The output of the logic checks our pipeline essentially determines if the pipeline proceeds or stops. However, there are additional steps that can be taken (not shown in this blog):
- A Jira ticket can be opened to have an Ops person alerted
- An approval process can be created to override the logic
- etc
Essentially you can add anything you need in any logic, any actions at any point in this pipeline. It’s all about ensuring post deployment remediation work is minimized.
Budget Check
Budget check is done by making an API call into CloudHealth by VMware. We are checking how much money we have spent on this particular project this month. We’re checking that number against our known budget number. Depending on this outcome, we’re writing a boolean variable into Jenkins.
This allows us to pass variables between stages to either pass / fail the pipeline based on the Boolean parameter value set. In this instance, if we have an overage, then we do not want the deploy stage to run.
Cluster deployment
Next, we will use Terraform to deploy our application. This is as easy as running some code from our pipeline to install the Terraform dependencies and then running the commands to deploy the Terraform. This demo we have setup has 2 different sets of files. The initial Terraform deploy, which is flawed on purpose, and then the correct Terraform files. This allows us to simulate a security issue, then deploy the correct version. The Terraform files and repo can be found here.
Security Check
Now that the application has been deployed, we need to ensure the deployment is “clean”. Checking for violations is exactly like our budget stage, but it checks the previously deployed infrastructure for violations using VMware Secure State. This allows us to make sure that the infrastructure we deployed has the correct security measures in place. If this is not the case, then we want to fail the pipeline.

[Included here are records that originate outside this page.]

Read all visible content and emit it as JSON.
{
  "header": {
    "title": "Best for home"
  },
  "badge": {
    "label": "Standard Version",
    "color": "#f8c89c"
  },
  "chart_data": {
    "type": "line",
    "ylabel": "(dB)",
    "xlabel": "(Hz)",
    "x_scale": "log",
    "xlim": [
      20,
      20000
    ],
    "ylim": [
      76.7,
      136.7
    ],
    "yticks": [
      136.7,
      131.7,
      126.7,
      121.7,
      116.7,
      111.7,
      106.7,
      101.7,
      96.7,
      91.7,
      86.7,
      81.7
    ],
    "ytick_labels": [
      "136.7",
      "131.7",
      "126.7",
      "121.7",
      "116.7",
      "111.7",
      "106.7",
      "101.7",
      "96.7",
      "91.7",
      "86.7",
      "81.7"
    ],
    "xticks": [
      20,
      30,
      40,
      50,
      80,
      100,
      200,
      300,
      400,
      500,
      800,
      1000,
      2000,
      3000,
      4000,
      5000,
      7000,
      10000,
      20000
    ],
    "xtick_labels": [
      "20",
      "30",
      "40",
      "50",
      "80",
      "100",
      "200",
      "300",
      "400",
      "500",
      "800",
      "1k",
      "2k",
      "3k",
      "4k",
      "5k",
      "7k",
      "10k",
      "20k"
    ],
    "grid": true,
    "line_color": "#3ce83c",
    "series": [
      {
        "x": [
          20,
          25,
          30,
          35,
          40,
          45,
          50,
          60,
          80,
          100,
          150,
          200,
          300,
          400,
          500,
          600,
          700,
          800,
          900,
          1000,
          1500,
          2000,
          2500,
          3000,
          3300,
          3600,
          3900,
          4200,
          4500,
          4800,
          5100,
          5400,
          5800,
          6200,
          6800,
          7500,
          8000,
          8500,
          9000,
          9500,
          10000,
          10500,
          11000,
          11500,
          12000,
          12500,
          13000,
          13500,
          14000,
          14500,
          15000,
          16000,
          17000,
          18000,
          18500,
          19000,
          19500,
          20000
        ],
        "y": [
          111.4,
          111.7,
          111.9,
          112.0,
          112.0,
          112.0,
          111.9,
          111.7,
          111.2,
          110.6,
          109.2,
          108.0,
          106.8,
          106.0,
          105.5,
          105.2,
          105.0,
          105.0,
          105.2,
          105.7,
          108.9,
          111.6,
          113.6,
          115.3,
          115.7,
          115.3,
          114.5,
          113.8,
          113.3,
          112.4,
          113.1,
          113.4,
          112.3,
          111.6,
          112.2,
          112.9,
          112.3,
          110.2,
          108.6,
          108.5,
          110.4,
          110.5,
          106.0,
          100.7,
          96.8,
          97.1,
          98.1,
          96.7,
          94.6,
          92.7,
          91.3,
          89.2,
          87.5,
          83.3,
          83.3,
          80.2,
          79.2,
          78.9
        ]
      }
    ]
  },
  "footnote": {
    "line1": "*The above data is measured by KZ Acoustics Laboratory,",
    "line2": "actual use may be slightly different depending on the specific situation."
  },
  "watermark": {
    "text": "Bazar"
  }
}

This is done in the same way by implementing another Boolean check into the re-deploy stage. This way we can check the variable that our python scripts wrote to verify if we should or should not continue operations in the pipeline.
Conclusion
As we’ve shown you, it’s fairly easy to add control points into the pipeline. Jenkins allows you to easily. While we showed budget (with Cloudhealth by VMware) and security (with VMware Secure State) you can add other bits into the pipeline such as:
- Checking the performance of the app in a staging environment before it proceeds to production
- Checking for AWS service authorization before the application gets deployed.
- Etc
Hopefully you find this framework useful to improve your operations process.